Crude oil prices drifted lower on Thursday amid concerns about outlook for energy demand after a report from the International Energy Agency (IEA) said oil demand growth will likely slow down in the second half of the year.

West Texas Intermediate Crude oil futures for September ended down by $0.16 or about 0.2% at $69.09 a barrel.

The IEA said in its report that it sees a significant drop in global oil demand for the rest of this year due to imposition of new coronavirus restrictions in several major oil consumer countries, particularly in Asia.

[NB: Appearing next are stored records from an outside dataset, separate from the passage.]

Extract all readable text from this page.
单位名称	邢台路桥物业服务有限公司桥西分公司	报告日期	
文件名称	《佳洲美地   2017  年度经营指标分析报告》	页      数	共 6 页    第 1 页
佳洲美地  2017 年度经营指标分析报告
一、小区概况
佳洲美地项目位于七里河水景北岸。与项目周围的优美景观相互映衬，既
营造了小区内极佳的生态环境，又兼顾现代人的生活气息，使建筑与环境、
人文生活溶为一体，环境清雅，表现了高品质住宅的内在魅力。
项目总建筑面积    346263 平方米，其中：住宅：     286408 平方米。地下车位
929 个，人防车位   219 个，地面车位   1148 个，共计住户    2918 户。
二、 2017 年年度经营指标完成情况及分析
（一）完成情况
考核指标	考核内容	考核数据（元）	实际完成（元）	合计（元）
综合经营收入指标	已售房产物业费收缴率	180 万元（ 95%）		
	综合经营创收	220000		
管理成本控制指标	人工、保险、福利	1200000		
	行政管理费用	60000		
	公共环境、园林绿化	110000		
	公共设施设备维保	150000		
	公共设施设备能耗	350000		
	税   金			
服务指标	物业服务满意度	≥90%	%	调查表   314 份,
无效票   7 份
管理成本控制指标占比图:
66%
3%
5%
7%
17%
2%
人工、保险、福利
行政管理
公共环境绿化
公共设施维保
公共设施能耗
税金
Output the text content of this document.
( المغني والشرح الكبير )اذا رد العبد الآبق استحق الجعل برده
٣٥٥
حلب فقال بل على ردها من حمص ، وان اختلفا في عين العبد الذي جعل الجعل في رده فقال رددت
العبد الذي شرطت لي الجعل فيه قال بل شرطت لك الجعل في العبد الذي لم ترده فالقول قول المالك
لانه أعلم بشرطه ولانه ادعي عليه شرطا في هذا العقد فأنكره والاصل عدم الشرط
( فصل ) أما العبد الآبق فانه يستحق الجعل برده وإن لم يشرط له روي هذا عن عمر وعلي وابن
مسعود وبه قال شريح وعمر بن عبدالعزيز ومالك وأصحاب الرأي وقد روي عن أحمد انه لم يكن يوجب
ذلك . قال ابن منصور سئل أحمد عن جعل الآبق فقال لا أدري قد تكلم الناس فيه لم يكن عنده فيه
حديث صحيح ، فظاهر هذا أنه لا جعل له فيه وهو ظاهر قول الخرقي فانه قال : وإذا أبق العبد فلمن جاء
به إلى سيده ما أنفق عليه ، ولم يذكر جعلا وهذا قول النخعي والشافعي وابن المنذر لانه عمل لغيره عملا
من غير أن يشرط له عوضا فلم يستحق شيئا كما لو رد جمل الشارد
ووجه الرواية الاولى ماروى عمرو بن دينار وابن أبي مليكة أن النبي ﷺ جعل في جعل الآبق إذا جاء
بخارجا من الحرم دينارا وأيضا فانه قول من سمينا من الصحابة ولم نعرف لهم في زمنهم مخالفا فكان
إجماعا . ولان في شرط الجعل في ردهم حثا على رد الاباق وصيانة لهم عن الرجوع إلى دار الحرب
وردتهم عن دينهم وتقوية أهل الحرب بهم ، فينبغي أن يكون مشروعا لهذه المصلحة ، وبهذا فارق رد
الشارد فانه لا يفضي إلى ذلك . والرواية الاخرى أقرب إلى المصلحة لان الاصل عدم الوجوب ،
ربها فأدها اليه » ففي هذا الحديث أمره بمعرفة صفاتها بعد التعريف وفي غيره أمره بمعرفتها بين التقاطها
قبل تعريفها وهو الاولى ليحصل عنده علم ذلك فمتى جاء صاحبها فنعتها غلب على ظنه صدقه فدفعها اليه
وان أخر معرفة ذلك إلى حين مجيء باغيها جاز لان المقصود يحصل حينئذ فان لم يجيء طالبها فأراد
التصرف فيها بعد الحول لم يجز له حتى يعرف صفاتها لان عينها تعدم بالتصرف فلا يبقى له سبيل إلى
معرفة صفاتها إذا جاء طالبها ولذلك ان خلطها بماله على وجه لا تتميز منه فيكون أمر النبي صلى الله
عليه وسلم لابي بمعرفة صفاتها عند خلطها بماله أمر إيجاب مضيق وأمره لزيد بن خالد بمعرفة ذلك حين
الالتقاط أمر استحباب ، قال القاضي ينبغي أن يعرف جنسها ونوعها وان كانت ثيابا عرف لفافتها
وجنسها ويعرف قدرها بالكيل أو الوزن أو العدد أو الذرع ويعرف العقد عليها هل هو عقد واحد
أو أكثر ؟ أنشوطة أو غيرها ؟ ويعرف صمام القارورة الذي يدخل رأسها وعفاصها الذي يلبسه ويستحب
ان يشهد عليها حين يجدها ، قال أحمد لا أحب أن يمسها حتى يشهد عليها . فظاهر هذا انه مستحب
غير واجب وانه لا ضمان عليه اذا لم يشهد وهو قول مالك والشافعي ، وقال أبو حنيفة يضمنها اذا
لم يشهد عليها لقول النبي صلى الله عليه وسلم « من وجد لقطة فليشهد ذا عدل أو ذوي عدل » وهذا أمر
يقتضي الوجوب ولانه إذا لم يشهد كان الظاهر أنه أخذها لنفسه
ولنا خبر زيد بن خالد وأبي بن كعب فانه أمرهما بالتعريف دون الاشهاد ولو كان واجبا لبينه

“We now estimate that demand fell in July as the rapid spread of the COVID-19 Delta variant undermined deliveries in China, Indonesia and other parts of Asia,” the international energy watchdog said in its monthly report.

U.S. President Joe Biden’s administration call to OPEC and its allies to boost oil output to tackle rising gasoline prices, weighed as well on crude oil prices. The administration says it sees rising gasoline prices as a threat to the global economic recovery,

In July, OPEC agreed to boost output each month by 400,000 bpd versus the previous month, starting in August, until the rest of their record cuts of 10 million bpd, about 10% of world demand, made in 2020 are phased out.

“At a critical moment in the global recovery, this is simply not enough,” National security adviser Jake Sullivan said in a statement.

“Higher gasoline costs, if left unchecked, risk harming the ongoing global recovery,” he added. “OPEC+ must do more to support the recovery.”